Quanto mais perto menos se vê
Apesar de a nossa sociedade já ter feito progressos significativos no que respeita à discriminação, ainda há um longo caminho a percorrer. A discriminação não se manifesta apenas em relação ao que está fora de nós — manifesta-se também internamente, na forma como nos relacionamos com as diferentes dimensões da nossa própria existência. Muitas vezes discriminamos a dor e o sofrimento ao dizer, mesmo que de forma inconsciente, que há dores mais legítimas do que outras: dores compreensíveis, que merecem atenção e carinho, e outras que não.
Pensemos juntos: quando experienciamos uma dor física, como por exemplo uma dor de costas, o que fazemos? Como olhamos para ela e nos relacionamos com ela? Perante essa dor, a primeira reação costuma ser reconhecê-la, prestar-lhe atenção e talvez verbalizar — “Estão-me a doer as costas.” O passo seguinte pode ser simples, como realizar uma pequena ação que traga alívio — mudar de posição ou alongar. Se a dor for mais intensa, procuramos um saco de água quente; se persistir, podemos tomar um analgésico. Caso continue a incomodar, interrogamo-nos sobre a sua origem e tentamos perceber por que motivo as costas nos doem com tanta frequência.
Se identificarmos uma possível causa, procuramos corrigi-la — ajustando a postura ao longo do dia ou substituindo o colchão, por exemplo. Quando não conseguimos compreender a dor por nós próprios, recorremos a um profissional de saúde que nos pode ajudar a identificar a origem do problema e a acompanhar-nos no processo de recuperação. Tudo isto faz sentido e é, sem dúvida, benéfico, pois permite compreender e aliviar a dor, sobretudo quando esta interfere com o nosso bem-estar e com aquilo que valorizamos.
O que não fazemos é criticar a dor ou julgarmo-nos por senti-la:
“Sou mesmo fraco.”
“Isto não devia estar aqui.”
“Os outros não têm dores de costas.”
“Que falhado, nem consigo estar sentado muito tempo.”
Soa estranho, não é? Em que é que isso ajudaria? Além da dor física, passaríamos a sentir tristeza, ansiedade, desilusão, vergonha, revolta, etc.
Também poderíamos tentar distrair-nos da dor — navegar no telemóvel, ver reels ou beber uma garrafa de vinho. Estas estratégias podem proporcionar um alívio momentâneo, mas não resolvem a causa e podem, até, interferir com o que é importante para nós — como entregar um trabalho da faculdade ou participar num aniversário de um amigo. A longo prazo, é fácil reconhecer que esta não é uma solução eficaz.

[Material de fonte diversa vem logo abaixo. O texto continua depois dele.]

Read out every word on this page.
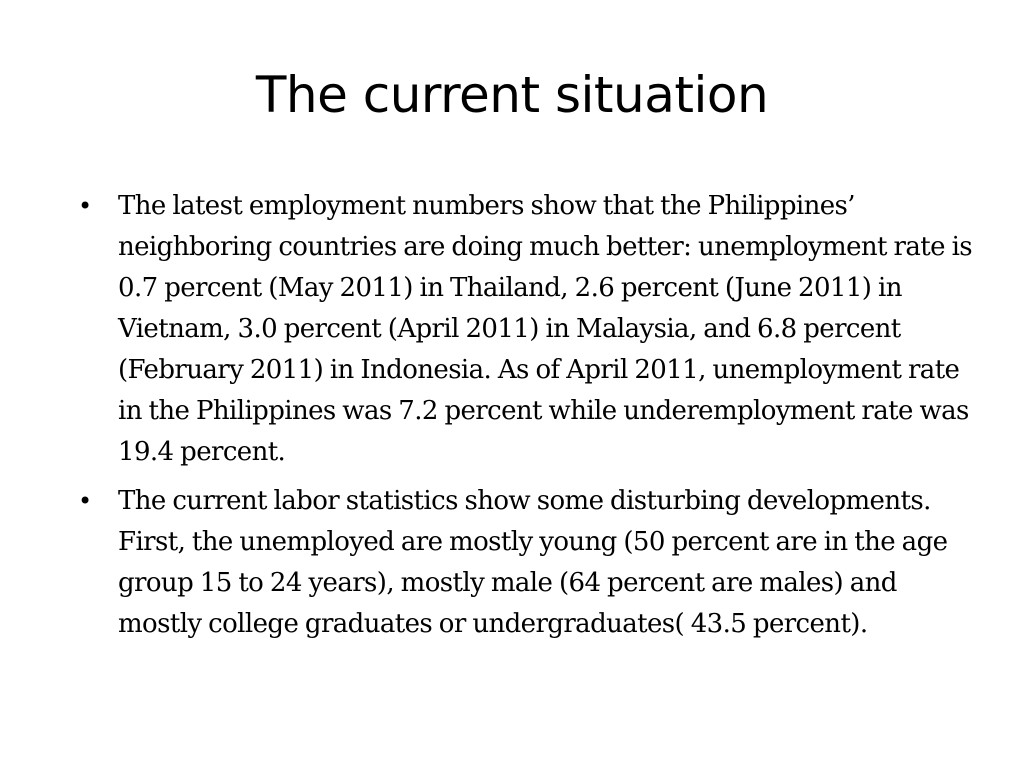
The current situation
• The latest employment numbers show that the Philippines’ neighboring countries are doing much better: unemployment rate is 0.7 percent (May 2011) in Thailand, 2.6 percent (June 2011) in Vietnam, 3.0 percent (April 2011) in Malaysia, and 6.8 percent (February 2011) in Indonesia. As of April 2011, unemployment rate in the Philippines was 7.2 percent while underemployment rate was 19.4 percent.
• The current labor statistics show some disturbing developments. First, the unemployed are mostly young (50 percent are in the age group 15 to 24 years), mostly male (64 percent are males) and mostly college graduates or undergraduates( 43.5 percent).
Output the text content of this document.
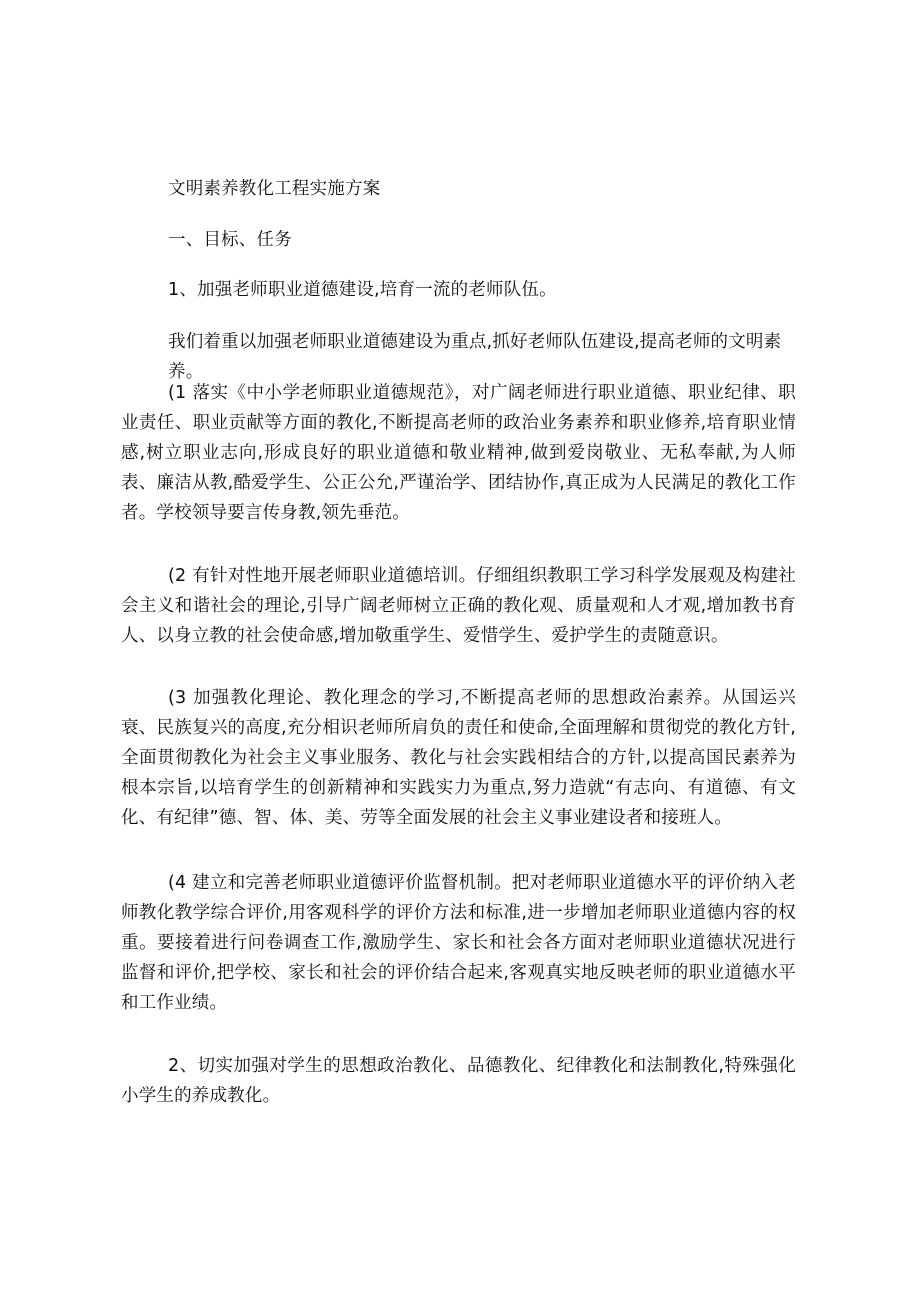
文明素养教化工程实施方案

一、目标、任务

1、加强老师职业道德建设,培育一流的老师队伍。

我们着重以加强老师职业道德建设为重点,抓好老师队伍建设,提高老师的文明素养。

(1 落实《中小学老师职业道德规范》，对广阔老师进行职业道德、职业纪律、职业责任、职业贡献等方面的教化,不断提高老师的政治业务素养和职业修养,培育职业情感,树立职业志向,形成良好的职业道德和敬业精神,做到爱岗敬业、无私奉献,为人师表、廉洁从教,酷爱学生、公正公允,严谨治学、团结协作,真正成为人民满足的教化工作者。学校领导要言传身教,领先垂范。

(2 有针对性地开展老师职业道德培训。仔细组织教职工学习科学发展观及构建社会主义和谐社会的理论,引导广阔老师树立正确的教化观、质量观和人才观,增加教书育人、以身立教的社会使命感,增加敬重学生、爱惜学生、爱护学生的责随意识。

(3 加强教化理论、教化理念的学习,不断提高老师的思想政治素养。从国运兴衰、民族复兴的高度,充分相识老师所肩负的责任和使命,全面理解和贯彻党的教化方针,全面贯彻教化为社会主义事业服务、教化与社会实践相结合的方针,以提高国民素养为根本宗旨,以培育学生的创新精神和实践实力为重点,努力造就“有志向、有道德、有文化、有纪律”德、智、体、美、劳等全面发展的社会主义事业建设者和接班人。

(4 建立和完善老师职业道德评价监督机制。把对老师职业道德水平的评价纳入老师教化教学综合评价,用客观科学的评价方法和标准,进一步增加老师职业道德内容的权重。要接着进行问卷调查工作,激励学生、家长和社会各方面对老师职业道德状况进行监督和评价,把学校、家长和社会的评价结合起来,客观真实地反映老师的职业道德水平和工作业绩。

2、切实加强对学生的思想政治教化、品德教化、纪律教化和法制教化,特殊强化小学生的养成教化。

Outra coisa que não fazemos é negar a dor ou tentar eliminá-la através de pensamentos como:
“Não estejas assim.”
“Não tens motivo para te doerem as costas.”
“Isto não é nada.”
“Se eu pensar positivo, a dor passa.”
“Tenho de pensar na dor a desaparecer.”
Nada disto parece realmente ajudar, pois não?

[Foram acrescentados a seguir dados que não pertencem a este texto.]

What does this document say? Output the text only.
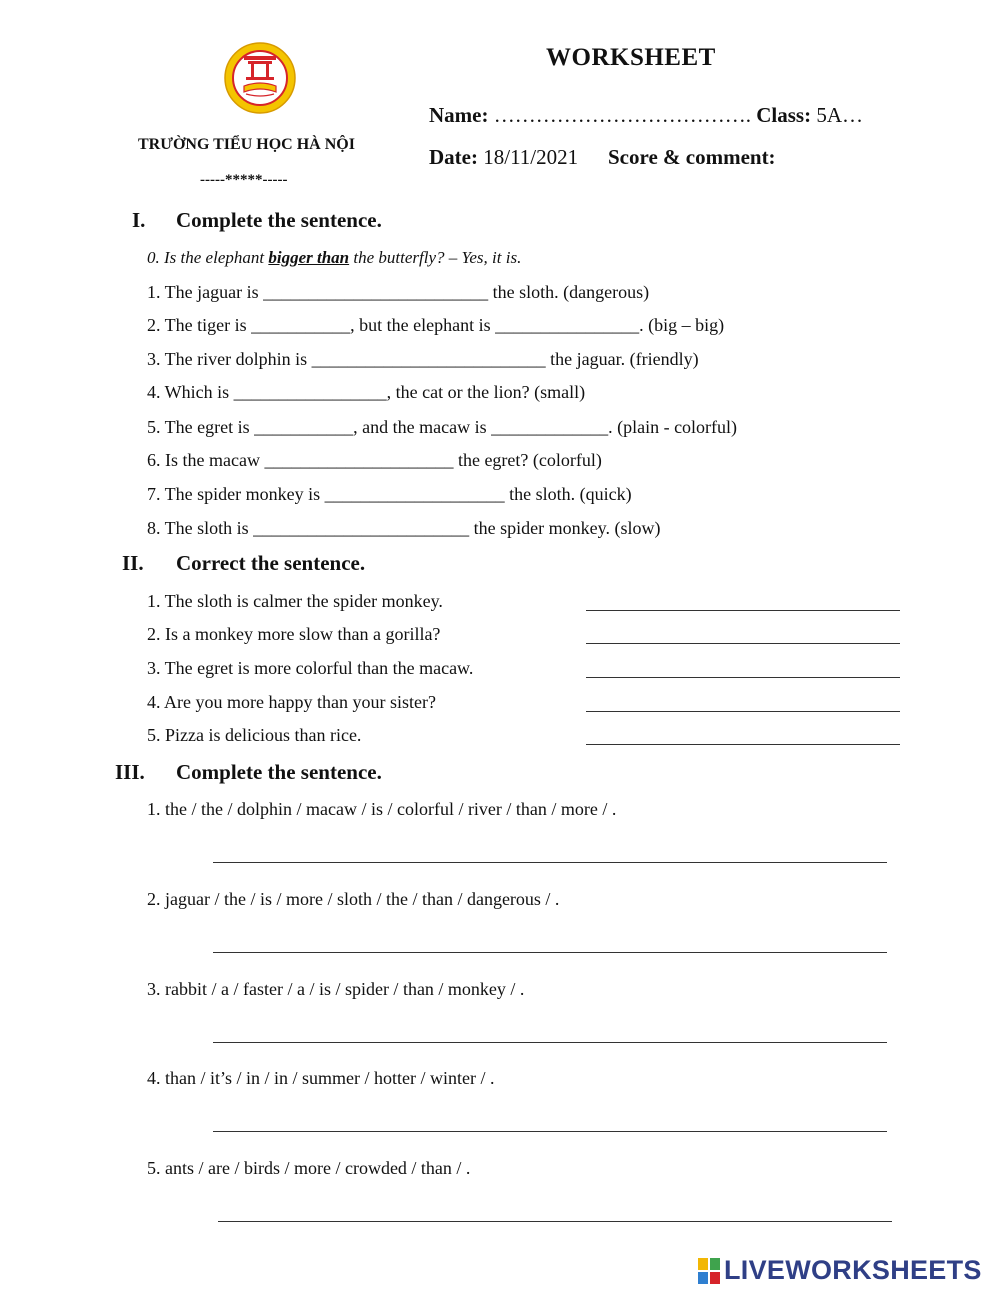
TRƯỜNG TIỂU HỌC HÀ NỘI
-----*****-----
WORKSHEET
Name: ………………………………. Class: 5A…
Date: 18/11/2021 Score & comment:
I. Complete the sentence.
0. Is the elephant bigger than the butterfly? – Yes, it is.
1. The jaguar is _________________________ the sloth. (dangerous)
2. The tiger is ___________, but the elephant is ________________. (big – big)
3. The river dolphin is __________________________ the jaguar. (friendly)
4. Which is _________________, the cat or the lion? (small)
5. The egret is ___________, and the macaw is _____________. (plain - colorful)
6. Is the macaw _____________________ the egret? (colorful)
7. The spider monkey is ____________________ the sloth. (quick)
8. The sloth is ________________________ the spider monkey. (slow)
II. Correct the sentence.
1. The sloth is calmer the spider monkey.
2. Is a monkey more slow than a gorilla?
3. The egret is more colorful than the macaw.
4. Are you more happy than your sister?
5. Pizza is delicious than rice.
III. Complete the sentence.
1. the / the / dolphin / macaw / is / colorful / river / than / more / .
2. jaguar / the / is / more / sloth / the / than / dangerous / .
3. rabbit / a / faster / a / is / spider / than / monkey / .
4. than / it’s / in / in / summer / hotter / winter / .
5. ants / are / birds / more / crowded / than / .
LIVEWORKSHEETS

Então, porque aplicamos precisamente estas estratégias — tão pouco úteis e eficazes — quando lidamos com a dor emocional? Fazemo-lo com a tristeza, a ansiedade, a raiva, a culpa, a vergonha… e com todas as sensações físicas que as acompanham: o coração acelerado, o peso no peito, a tensão muscular, os tremores, e com todo o sofrimento subjetivo que lhes está associado. É assim tão diferente? Onde é que sentimos tudo isso? Se se manifesta no corpo, é tão “físico” como uma dor de costas. Parece, portanto, que temos dores que “podem entrar” e ser cuidadas, e outras que deixamos “à porta”, sem atenção.
A dor física tende a ser mais aceite, por ser visível e socialmente compreendida. Já a dor emocional é menos tangível, mais difícil de explicar e de compreender. Além disso, culturalmente, a dor física é vista como algo natural e inerente à vida, sem relação com as qualidades, a personalidade ou a capacidade do indivíduo. O mesmo não é verdade em relação à dor emocional. Este é um viés profundamente enraizado, social e historicamente construído.
Convido-vos a experimentarem olhar para qualquer dor emocional da mesma forma que olhariam para uma dor física e a tratarem-na da mesma forma. Pode ser tão simples como tirar um momento para reconhecer que a dor existe (“Estão-me a doer as costas/Estou a sentir tristeza”) e de seguida realizar uma ação sábia – que não piore a situação a longo prazo – e que vise aliviar essa mesma dor (“Massajar as costas/Colocar uma mão a reconfortar a zona do corpo onde sente mais tristeza”).
Não estará também na altura de deixarmos de olhar para certas partes de nós como não merecedoras de respeito, atenção e cuidado?